The draw for the opening round of the main tournament was conducted on 19 April 2018, two days before the start of the competition. Technical issues delayed the 10:00 BST start time by two hours, to 12:00. The matches for the first round were spread out over six days from 21 to 26 April, and played using a two table setup in the Crucible Theatre. Each first round match was played over two sessions, as best of 19 frames (10 frames needed to win). Players and spectators criticised the two-hour delay to the tournament's first-round draw, which was caused by "technical issues". World number 22 Joe Perry called the draw "an absolute joke", claiming the delay caused qualifiers to "have no idea when [they] are playing, have to book hotels and make travel plans".

Of the sixteen first round matches, six ended with qualifiers defeating seeded players.

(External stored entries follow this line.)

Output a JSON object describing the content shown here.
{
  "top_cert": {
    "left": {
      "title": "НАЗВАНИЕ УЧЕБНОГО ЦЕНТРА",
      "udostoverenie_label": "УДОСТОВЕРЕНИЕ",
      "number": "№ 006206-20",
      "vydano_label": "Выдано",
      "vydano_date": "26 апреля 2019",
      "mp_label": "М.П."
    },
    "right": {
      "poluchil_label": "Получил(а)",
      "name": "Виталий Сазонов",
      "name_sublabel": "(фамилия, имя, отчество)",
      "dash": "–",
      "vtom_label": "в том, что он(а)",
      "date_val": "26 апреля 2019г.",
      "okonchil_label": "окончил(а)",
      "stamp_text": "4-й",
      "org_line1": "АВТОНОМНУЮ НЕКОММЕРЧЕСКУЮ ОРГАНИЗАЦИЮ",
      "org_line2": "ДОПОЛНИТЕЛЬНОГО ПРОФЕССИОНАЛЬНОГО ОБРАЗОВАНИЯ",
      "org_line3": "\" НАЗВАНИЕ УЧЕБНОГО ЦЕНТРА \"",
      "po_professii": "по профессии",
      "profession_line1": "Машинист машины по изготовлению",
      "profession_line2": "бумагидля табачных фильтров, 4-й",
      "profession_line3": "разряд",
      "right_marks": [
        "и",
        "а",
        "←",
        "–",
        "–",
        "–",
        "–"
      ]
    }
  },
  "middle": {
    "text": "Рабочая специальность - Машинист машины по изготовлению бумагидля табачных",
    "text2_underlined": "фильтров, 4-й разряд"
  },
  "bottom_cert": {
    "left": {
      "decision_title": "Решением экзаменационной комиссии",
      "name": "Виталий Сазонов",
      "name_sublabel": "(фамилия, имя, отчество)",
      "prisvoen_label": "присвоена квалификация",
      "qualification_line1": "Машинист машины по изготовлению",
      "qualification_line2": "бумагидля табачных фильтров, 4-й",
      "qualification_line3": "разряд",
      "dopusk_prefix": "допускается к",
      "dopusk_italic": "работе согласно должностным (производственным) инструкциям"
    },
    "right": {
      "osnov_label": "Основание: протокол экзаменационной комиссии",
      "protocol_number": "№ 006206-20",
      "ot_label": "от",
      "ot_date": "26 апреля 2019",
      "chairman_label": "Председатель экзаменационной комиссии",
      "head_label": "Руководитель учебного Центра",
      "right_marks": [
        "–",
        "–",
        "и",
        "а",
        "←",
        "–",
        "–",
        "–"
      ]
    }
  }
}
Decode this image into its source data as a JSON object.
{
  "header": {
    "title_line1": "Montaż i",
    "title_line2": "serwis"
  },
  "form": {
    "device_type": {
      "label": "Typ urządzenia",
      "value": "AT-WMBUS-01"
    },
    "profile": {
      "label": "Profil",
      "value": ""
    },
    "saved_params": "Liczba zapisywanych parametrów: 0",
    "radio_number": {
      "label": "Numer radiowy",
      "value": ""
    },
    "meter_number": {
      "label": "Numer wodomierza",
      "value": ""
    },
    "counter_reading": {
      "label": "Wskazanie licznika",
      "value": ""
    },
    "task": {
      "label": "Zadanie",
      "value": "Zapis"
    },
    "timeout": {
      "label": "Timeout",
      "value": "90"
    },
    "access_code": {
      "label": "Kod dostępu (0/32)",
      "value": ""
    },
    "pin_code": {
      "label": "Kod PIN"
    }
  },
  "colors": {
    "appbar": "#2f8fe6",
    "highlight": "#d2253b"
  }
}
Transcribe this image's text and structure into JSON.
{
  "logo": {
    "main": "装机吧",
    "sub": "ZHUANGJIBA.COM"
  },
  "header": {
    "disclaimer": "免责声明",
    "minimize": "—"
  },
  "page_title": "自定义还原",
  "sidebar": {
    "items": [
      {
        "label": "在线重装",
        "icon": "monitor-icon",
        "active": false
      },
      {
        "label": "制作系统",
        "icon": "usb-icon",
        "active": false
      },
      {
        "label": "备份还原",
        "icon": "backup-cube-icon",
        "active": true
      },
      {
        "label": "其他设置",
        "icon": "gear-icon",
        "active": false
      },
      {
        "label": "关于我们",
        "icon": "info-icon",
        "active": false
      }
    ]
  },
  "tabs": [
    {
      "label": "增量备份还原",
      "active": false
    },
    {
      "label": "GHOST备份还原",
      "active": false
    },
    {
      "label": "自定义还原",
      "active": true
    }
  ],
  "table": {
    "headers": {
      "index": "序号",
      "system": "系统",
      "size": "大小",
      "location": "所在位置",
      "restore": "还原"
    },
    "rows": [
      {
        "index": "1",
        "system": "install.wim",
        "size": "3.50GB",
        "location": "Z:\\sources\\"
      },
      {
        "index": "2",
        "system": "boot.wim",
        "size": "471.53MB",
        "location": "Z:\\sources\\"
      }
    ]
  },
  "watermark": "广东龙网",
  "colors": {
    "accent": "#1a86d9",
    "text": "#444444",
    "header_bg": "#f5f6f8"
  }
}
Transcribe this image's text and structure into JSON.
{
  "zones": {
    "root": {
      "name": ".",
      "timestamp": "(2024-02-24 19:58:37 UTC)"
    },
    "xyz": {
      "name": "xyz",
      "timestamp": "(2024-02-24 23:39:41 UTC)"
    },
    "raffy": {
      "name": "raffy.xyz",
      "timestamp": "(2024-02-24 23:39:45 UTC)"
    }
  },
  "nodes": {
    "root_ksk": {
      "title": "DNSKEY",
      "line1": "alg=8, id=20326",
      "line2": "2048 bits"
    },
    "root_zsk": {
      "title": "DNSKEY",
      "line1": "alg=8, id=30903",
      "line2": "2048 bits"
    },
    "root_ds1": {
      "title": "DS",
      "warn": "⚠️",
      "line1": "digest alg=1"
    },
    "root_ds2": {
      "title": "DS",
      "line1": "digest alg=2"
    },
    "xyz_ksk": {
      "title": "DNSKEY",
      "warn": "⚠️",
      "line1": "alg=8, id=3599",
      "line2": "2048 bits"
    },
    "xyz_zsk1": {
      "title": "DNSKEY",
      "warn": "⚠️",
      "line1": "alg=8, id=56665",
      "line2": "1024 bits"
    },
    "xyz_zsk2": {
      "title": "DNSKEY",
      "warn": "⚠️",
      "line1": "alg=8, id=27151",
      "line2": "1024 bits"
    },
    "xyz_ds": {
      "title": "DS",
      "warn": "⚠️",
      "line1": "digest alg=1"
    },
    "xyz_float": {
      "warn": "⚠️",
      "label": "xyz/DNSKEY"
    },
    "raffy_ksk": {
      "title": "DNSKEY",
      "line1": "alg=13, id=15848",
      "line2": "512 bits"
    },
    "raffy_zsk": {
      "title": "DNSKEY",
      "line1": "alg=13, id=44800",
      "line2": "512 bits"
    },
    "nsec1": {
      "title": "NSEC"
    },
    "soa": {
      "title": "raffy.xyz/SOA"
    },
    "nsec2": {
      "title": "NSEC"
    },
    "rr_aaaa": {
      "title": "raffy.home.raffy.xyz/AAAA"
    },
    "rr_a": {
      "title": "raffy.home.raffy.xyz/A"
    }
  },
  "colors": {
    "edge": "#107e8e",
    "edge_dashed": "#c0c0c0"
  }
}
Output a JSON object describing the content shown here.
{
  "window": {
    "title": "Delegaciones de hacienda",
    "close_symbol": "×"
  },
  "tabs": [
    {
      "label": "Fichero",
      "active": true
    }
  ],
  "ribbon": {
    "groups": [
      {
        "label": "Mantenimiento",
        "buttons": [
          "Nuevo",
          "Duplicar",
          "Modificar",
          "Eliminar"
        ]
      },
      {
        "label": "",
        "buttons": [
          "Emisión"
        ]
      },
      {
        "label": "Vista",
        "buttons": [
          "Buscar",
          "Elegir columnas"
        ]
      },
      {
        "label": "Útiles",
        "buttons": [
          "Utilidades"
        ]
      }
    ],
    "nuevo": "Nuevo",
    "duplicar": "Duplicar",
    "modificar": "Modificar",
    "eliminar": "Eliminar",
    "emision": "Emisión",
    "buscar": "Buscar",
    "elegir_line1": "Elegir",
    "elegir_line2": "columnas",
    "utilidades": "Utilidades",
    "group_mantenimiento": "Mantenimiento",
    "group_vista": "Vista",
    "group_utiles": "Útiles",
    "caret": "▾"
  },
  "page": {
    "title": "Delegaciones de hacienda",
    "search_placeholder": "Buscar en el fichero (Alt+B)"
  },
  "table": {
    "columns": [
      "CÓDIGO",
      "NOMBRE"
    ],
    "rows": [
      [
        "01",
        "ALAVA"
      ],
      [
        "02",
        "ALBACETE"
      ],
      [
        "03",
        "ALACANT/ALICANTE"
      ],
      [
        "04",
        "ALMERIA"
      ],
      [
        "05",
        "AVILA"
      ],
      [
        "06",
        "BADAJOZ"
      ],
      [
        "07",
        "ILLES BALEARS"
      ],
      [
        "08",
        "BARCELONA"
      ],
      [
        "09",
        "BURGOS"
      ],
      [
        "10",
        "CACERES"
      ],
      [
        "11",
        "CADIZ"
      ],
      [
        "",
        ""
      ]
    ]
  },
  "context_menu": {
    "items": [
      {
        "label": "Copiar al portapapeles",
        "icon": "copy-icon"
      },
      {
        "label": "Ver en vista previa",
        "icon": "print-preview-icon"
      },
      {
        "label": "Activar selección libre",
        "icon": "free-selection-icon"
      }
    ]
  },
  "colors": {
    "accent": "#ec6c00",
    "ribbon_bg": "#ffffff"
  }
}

The biggest upset of the round happened in the opening match, when Joe Perry defeated the defending champion and world number 1 Mark Selby. Perry won the first four frames before pulling away to 7–2 ahead after the first session of play. Selby was unable to catch Perry and was defeated 4–10, ending his 10-match undefeated streak in the world championships, as well as his two-year reign as world champion. The next highest ranked player to lose was world number 8 Shaun Murphy, who was upset by world number 51 Jamie Jones in a tight 10–9 match, where the scores were level at various stages.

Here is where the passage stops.